Eliminates National Oceanic and Atmospheric Administration grants for coastal and marine management, and eliminates the Minority-owned Business Development Agency.

Education -16%

Program provides $1.4 billion increase for public and private school choice programs. It eliminates funding for before-and after-school and summer programs.
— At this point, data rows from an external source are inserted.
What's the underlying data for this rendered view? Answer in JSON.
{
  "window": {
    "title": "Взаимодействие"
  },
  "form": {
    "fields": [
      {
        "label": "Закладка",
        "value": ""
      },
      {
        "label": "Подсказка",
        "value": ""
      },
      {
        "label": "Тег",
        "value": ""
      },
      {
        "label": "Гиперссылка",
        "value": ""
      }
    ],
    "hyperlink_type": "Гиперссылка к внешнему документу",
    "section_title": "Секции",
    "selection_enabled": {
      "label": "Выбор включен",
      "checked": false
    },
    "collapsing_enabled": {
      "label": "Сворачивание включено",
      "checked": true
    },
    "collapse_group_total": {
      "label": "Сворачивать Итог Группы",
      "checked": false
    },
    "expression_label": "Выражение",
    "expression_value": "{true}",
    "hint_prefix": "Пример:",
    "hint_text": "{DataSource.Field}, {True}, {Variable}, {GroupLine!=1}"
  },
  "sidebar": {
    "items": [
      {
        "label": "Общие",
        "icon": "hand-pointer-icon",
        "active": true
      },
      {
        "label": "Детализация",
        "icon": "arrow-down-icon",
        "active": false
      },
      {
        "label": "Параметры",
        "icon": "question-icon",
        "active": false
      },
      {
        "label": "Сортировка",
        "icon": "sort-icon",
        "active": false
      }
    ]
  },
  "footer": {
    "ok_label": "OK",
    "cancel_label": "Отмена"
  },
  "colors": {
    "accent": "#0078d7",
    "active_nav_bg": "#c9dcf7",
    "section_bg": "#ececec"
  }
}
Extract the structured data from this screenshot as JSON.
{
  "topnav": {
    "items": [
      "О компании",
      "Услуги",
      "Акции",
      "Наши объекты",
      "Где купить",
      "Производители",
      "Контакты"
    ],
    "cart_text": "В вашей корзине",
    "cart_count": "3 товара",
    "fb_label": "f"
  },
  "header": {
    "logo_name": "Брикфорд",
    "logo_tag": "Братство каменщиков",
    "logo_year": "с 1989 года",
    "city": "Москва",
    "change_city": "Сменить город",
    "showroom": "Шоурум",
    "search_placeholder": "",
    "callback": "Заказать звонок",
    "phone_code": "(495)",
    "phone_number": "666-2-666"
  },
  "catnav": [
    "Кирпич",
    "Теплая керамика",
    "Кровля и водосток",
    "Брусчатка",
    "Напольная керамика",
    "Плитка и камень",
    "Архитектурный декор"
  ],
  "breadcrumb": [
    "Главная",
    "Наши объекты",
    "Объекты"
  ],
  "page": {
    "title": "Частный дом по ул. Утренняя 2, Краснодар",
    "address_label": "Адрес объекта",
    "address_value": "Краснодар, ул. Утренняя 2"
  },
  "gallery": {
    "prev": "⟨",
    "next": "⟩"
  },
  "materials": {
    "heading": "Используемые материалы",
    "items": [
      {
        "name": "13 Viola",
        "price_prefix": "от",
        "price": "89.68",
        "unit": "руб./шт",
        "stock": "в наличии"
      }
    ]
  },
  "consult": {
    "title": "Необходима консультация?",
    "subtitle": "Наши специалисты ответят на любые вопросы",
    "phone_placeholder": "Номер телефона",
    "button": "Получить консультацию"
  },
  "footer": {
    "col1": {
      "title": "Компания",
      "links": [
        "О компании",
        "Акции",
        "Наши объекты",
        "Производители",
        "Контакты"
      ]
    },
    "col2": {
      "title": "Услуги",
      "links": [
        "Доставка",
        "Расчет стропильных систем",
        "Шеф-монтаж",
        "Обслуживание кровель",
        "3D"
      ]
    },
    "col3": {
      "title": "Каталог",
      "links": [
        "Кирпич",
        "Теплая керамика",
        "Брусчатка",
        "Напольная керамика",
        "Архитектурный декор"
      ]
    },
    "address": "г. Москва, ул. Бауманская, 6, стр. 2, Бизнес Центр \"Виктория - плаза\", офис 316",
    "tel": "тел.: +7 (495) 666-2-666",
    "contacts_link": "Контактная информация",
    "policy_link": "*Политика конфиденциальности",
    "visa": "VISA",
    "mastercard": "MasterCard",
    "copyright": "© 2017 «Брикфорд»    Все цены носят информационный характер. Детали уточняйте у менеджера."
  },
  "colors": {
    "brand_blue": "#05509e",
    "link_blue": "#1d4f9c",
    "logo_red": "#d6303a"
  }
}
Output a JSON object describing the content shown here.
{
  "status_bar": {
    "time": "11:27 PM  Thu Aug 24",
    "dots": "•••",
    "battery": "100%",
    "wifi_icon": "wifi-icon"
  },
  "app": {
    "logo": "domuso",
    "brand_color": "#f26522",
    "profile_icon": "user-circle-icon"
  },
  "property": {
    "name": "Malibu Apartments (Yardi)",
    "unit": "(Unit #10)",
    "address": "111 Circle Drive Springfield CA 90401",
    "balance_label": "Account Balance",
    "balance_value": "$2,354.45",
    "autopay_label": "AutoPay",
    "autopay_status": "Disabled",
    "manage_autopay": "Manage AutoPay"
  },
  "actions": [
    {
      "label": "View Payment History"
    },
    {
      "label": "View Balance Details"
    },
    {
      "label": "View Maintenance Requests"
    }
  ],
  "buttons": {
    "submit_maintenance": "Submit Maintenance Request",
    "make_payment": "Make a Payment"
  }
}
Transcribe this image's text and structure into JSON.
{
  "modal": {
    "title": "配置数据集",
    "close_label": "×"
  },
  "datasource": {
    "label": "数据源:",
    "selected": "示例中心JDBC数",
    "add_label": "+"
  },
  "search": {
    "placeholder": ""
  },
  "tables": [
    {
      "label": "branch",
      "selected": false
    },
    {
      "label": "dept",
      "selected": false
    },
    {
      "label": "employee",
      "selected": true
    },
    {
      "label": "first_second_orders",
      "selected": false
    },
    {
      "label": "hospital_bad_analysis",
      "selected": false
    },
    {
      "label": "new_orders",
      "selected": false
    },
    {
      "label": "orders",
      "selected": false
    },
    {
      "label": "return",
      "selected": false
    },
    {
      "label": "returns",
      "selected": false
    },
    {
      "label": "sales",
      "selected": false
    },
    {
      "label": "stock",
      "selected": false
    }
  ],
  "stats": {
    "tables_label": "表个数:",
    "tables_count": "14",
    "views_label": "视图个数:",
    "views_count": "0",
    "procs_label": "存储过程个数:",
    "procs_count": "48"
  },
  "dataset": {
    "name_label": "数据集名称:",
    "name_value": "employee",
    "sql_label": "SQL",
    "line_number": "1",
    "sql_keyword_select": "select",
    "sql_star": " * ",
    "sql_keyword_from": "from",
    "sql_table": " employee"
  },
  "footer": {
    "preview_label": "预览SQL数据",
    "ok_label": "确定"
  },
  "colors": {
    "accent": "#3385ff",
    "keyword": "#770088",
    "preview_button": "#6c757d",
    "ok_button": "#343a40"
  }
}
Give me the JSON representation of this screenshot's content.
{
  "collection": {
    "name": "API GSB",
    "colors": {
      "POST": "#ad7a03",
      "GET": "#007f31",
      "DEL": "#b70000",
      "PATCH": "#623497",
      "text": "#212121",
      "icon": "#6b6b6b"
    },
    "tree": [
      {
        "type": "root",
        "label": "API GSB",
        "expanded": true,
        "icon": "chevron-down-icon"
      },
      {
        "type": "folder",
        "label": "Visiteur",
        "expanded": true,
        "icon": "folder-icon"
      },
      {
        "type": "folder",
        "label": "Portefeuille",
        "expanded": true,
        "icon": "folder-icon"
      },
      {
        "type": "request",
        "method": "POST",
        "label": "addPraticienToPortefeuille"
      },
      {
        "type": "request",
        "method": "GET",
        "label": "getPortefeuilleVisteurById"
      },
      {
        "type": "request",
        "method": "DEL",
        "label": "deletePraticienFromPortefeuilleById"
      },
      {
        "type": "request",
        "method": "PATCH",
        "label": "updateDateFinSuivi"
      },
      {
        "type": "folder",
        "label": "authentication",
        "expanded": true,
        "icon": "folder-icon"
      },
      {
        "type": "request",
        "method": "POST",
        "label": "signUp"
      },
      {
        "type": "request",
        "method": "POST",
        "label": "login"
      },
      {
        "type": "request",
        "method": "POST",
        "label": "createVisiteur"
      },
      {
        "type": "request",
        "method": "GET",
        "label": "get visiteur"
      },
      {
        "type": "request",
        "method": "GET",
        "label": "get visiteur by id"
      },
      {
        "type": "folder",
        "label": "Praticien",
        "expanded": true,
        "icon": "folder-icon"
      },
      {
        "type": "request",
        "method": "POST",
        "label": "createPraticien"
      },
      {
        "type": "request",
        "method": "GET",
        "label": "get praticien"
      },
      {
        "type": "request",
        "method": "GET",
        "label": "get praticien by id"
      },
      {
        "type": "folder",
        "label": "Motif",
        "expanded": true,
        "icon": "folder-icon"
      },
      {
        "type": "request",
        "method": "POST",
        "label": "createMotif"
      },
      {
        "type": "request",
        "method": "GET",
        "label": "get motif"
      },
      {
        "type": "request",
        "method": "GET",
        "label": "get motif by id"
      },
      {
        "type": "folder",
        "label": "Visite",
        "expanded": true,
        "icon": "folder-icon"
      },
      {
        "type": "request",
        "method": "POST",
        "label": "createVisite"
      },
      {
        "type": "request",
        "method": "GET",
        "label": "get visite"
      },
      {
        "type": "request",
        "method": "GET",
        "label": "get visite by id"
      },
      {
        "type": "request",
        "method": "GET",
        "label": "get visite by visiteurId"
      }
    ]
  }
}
Federal Supplemental Educational Opportunity Grant, which is reserved for college students with the greatest need for financial aid, would be eliminated.

Transportation -13%

Eliminates funding entirely for a program that subsidizes commercial air flights from rural airports.

Housing and Urban Development -12%

Eliminates some local improvement efforts and anti-poverty programs.

Interior -12%

Increases funding for programs that drill for oil and gas on public lands and cut funding for programs such as National Heritage Areas and National Wildlife Refuge Fund.

Energy -6%

Eliminates programs to support breakthrough clean energy technology

Treasury -4%

IRS will face deep budget cuts.

Veteran Affairs +6%

The budget provides more funds for programs that allow veterans to seek care outside of V.A. facilities.

Homeland Security +7%

Provides more funds for border security and pay partially for a wall between Mexico and the United States.

Defense +10%

It is unclear where the proposed increase of $52 billion will go.